ご祭神
菅原道真公 御神徳 学問・正直至誠・厄除・文化・書道・芸術芸能・詩歌・慈悲
前田利次公 富山繁栄の基を築く
前田正甫公 富山売薬の始祖
前田利保公 薬学殖産の始祖
ご由緒
建長年間に叡山延暦寺で修行を重ね、後に勧学職になった惠顗(当神社の旧神職畠山氏の祖)は、時の座主より秘蔵の天神像を与えられました。この像は菅原道真公の師である法性坊尊意(十三世天台座主)が描いた柘榴をかじり火炎となした絵図である。惠顗は、天神像を富山に持ち帰り、弘長3年(1263年)新川郡新庄に錦重山浄禅寺を建立し、天神像をお祀りしました。
江戸時代、富山藩初代藩主前田利次公は菅原道真公を祖とし氏神とし深く崇拝していました。富山城入城後、寛文5年(1665年)前田利次公は、ぼんやりとした天神像を壁上に夢見たことから、領民が所蔵する天神像の提出を命じました。天神町の浄禅寺が所蔵するの柘榴天神像が、前田利次公がみたものと同じであったことから、寺内に「天満宮」を創建、柘榴天神像をお祀りし祈願所としました。
その後、宝永5年(1708年)三代藩主前田利興公が柳町(現在地)へ遷座し本殿、拝殿を造営しました。天神信仰は富山藩保護のもと、庶民の間にも広まっていきました。
文化7年(1810年)九代藩主前田利幹公が富山藩祖前田利次公の霊を追尊し冥護の神としようと思い願い出たところ認められ、「国玉社」の社号を許され山王町神明社に合祀して祭典を厳修していました。
明治元年、明治維新新政府の神仏分離令により浄禅寺は梅沢町へ移りました。
明治6年(1873年)旧藩士族等が国玉社を当天満宮へ合祀したい旨を請願したところ、教部省の命により、国玉社の社号は「於保多神社」に改称となり、明治7年(1874年)於保多神社(国玉社)が山王町神明社より遷座し、天満宮の相殿となりました。同年天満宮の称は廃され、「於保多神社」に改称となりました。
明治9年、県社兼郷社となりました。社名の「於保多」は、初めて社が建てられた「太田保」(おおたのほ)を万葉仮名にしたものと言われています。
明治42年皇太子殿下(後の大正天皇)が北陸行幸の際に、前田正甫公・前田利保公在世の治績を賞され共に従二位を贈られました。

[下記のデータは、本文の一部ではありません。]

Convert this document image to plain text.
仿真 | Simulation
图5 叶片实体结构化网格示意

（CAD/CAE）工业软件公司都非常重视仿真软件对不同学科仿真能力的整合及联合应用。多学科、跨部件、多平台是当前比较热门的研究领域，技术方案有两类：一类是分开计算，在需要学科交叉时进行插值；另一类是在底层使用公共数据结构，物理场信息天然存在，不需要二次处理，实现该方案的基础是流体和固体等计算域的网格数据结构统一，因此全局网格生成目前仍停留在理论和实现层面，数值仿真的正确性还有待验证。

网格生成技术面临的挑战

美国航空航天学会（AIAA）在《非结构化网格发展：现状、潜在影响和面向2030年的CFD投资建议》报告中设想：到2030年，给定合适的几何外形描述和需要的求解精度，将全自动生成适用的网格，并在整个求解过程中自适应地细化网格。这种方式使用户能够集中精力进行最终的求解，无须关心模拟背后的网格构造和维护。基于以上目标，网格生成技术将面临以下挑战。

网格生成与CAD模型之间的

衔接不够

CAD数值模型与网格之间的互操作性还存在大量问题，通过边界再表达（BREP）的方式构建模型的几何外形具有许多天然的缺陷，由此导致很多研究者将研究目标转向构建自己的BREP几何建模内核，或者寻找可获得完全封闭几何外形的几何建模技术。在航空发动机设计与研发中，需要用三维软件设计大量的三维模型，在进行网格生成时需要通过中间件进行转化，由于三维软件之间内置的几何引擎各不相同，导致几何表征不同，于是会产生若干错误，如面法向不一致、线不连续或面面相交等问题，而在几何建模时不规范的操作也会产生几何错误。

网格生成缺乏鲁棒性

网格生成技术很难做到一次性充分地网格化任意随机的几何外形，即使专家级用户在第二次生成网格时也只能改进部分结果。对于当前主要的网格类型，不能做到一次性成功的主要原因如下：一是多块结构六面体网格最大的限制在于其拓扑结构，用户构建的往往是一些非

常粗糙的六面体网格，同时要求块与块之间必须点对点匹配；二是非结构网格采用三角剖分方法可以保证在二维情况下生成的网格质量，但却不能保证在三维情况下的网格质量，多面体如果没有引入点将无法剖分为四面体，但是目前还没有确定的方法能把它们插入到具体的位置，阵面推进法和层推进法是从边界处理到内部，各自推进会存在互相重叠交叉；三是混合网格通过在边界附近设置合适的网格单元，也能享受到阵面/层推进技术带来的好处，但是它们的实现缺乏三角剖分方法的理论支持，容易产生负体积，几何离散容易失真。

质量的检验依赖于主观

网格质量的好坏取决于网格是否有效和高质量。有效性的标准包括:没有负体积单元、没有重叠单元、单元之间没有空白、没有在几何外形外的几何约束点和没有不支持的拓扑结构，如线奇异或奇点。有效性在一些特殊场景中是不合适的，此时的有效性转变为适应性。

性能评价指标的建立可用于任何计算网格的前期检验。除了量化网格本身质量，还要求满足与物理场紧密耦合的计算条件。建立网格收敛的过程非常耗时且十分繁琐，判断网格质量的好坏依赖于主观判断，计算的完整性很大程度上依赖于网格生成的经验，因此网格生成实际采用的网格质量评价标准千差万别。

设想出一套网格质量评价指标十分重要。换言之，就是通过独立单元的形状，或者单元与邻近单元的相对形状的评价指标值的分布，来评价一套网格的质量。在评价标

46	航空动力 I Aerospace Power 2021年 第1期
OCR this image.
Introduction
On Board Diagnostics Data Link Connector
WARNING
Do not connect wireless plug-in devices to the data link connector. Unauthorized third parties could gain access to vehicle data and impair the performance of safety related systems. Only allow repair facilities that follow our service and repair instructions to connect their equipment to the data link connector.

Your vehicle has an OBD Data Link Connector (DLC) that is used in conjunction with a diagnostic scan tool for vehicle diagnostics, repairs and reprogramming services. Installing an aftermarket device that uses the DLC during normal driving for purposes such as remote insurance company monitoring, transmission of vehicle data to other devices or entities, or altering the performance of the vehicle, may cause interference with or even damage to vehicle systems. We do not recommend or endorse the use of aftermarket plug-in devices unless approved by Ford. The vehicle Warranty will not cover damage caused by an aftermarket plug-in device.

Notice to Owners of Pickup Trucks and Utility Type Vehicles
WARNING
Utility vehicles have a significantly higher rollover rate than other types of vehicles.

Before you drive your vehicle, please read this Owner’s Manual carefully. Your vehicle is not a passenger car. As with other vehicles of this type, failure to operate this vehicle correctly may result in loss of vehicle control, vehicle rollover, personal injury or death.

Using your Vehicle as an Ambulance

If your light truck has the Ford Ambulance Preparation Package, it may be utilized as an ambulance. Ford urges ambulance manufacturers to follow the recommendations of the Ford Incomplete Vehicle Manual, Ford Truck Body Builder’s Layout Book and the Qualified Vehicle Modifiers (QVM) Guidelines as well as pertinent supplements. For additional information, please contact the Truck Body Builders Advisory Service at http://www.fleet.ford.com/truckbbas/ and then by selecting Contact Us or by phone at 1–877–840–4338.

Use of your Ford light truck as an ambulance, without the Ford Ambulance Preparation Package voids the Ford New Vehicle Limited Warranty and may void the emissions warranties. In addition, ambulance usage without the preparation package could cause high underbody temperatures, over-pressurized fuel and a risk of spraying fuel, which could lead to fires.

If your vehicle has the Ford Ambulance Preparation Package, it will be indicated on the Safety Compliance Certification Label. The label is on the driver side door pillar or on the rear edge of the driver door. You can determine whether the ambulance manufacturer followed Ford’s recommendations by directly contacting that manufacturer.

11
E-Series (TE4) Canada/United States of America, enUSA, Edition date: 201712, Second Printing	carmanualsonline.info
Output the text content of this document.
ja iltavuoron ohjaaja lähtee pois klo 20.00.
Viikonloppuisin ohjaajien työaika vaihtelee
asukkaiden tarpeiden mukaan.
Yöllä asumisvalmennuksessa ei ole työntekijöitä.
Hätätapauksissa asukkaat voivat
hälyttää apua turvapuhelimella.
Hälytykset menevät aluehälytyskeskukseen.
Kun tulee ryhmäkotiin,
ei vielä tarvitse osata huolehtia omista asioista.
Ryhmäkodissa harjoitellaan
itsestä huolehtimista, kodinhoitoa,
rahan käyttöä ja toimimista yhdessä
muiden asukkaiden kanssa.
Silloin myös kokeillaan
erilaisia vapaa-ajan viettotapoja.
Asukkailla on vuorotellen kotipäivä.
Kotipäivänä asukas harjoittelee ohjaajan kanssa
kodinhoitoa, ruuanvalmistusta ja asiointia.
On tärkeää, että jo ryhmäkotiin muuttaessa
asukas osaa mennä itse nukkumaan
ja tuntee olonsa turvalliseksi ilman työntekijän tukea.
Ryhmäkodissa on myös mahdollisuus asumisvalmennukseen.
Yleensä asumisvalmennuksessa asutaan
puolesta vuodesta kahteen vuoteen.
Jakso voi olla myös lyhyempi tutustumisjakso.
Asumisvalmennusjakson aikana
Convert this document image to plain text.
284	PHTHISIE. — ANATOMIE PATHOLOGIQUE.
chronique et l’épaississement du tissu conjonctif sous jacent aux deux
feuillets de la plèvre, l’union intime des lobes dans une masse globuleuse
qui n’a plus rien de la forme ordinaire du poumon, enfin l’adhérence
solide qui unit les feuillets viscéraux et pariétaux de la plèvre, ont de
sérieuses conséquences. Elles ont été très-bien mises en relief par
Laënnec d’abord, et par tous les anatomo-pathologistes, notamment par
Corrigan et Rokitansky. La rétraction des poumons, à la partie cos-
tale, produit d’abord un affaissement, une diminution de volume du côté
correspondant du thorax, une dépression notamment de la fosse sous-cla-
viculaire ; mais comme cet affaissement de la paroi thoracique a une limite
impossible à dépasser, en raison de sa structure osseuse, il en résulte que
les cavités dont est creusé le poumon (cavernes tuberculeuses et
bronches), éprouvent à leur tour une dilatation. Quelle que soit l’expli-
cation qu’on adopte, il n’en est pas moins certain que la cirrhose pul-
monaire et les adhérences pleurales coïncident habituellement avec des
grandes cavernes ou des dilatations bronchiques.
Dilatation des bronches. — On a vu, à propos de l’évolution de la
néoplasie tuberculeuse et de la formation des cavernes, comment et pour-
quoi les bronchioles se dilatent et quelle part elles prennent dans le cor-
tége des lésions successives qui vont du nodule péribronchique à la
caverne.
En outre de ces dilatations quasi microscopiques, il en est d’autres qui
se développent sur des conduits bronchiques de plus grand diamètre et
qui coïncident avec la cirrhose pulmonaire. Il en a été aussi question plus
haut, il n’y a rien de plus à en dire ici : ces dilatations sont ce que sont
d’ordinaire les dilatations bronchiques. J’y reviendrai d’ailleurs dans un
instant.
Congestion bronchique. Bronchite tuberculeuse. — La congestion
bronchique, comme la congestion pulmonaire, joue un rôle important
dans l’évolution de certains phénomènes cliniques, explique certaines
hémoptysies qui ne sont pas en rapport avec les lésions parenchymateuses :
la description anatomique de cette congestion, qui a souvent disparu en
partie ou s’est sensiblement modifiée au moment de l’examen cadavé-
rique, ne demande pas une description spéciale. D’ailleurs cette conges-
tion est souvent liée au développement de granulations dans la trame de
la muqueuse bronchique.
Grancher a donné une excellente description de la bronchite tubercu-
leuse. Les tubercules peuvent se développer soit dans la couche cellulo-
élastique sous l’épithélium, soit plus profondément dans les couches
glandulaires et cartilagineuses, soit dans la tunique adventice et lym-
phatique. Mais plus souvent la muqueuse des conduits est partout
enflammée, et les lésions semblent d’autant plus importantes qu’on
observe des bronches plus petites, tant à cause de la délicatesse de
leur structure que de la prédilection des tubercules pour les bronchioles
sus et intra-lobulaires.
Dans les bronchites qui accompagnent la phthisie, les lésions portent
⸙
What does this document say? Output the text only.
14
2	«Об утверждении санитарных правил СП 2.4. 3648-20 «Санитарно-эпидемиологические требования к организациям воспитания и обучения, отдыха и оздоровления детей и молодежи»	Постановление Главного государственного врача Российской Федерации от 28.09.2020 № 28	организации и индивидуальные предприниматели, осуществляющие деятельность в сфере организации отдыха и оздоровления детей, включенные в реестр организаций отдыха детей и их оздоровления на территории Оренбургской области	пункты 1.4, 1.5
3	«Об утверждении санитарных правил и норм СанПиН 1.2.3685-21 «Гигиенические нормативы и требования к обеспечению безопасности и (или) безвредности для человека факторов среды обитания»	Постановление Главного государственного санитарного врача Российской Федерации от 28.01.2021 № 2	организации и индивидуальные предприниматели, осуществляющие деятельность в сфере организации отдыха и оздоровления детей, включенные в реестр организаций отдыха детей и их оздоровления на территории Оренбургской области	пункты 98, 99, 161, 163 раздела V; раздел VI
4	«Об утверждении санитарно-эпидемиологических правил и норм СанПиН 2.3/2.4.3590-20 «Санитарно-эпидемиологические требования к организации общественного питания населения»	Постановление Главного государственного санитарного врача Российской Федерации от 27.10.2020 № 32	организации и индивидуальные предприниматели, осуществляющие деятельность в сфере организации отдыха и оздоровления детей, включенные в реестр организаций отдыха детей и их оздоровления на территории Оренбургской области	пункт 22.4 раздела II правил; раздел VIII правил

之に依りて旧藩士市民は、正甫公・利保公の霊を奉斎し、長くその功績を顕彰するため明治44年富山藩二代藩主前田正甫公・同十代前田利保公の二柱を合祀しました。
「天神さま」「天満宮」といえば、菅原道真公をお祀りされている神社です。日本全国で約12,000社お祀りされています。菅原道真公は、人から神の御位に昇られ、「学問」「至誠」「厄除」「書道」「学芸」などの神様として御神徳を人々に信仰されています。
【元和3(1617年)生~延宝2(1674年)没】
加賀藩三代藩主前田利常の次男。母は第二代将軍徳川秀忠の娘。金沢生まれ。嘉永16年(1639年)、婦負郡と新川郡の一部及び加賀国能美郡内において10万石を分与され、富山藩を立藩しました。利次は藩法の制定や杉野原、月岡野の新開などを開始し、藩政の基礎づくりを行いました。万治3年(1660年)、加賀藩との間で領地交換を行い、富山城を正式な居城としたことにより、富山城と城下の本格的な整備を始めたのです。延法2年(1674年)、江戸城内で倒れ死去。
前田正甫(まえだまさとし)
【慶安2(1649年)生~宝永3(1706年)没】
延宝9年(1681年)、越後高田藩主松平光長が領地を召し上げられた際、高田城の請取りの大役を務めました。父利次の後を受け、藩政の充実に力を注ぎ、文武の振興を図りました。また、新田開発や産業の振興に努め、特に売薬業については、その発展の基礎を作りました。古銭収集家としても名が知られ、「化蝶類苑」などの著書もあります。
前田利保(まえだとしやす)
【寛政12(1800年)生~安政6(1859年)没】
藩政刷新のため、家臣や町人には上納金を課し、倹約令なども出しました。また産物方の設置や売薬業の振興、越中丸山焼の起業など、国産奨励を実施しています。天保6・7年の飢饉の際には、備荒倉などを設置して対応しました。一方、本草学に造詣が深く、著書もあり、特に「本草通串」はよく知られています。その他、能楽、和歌などにも通じた多彩な人物でした。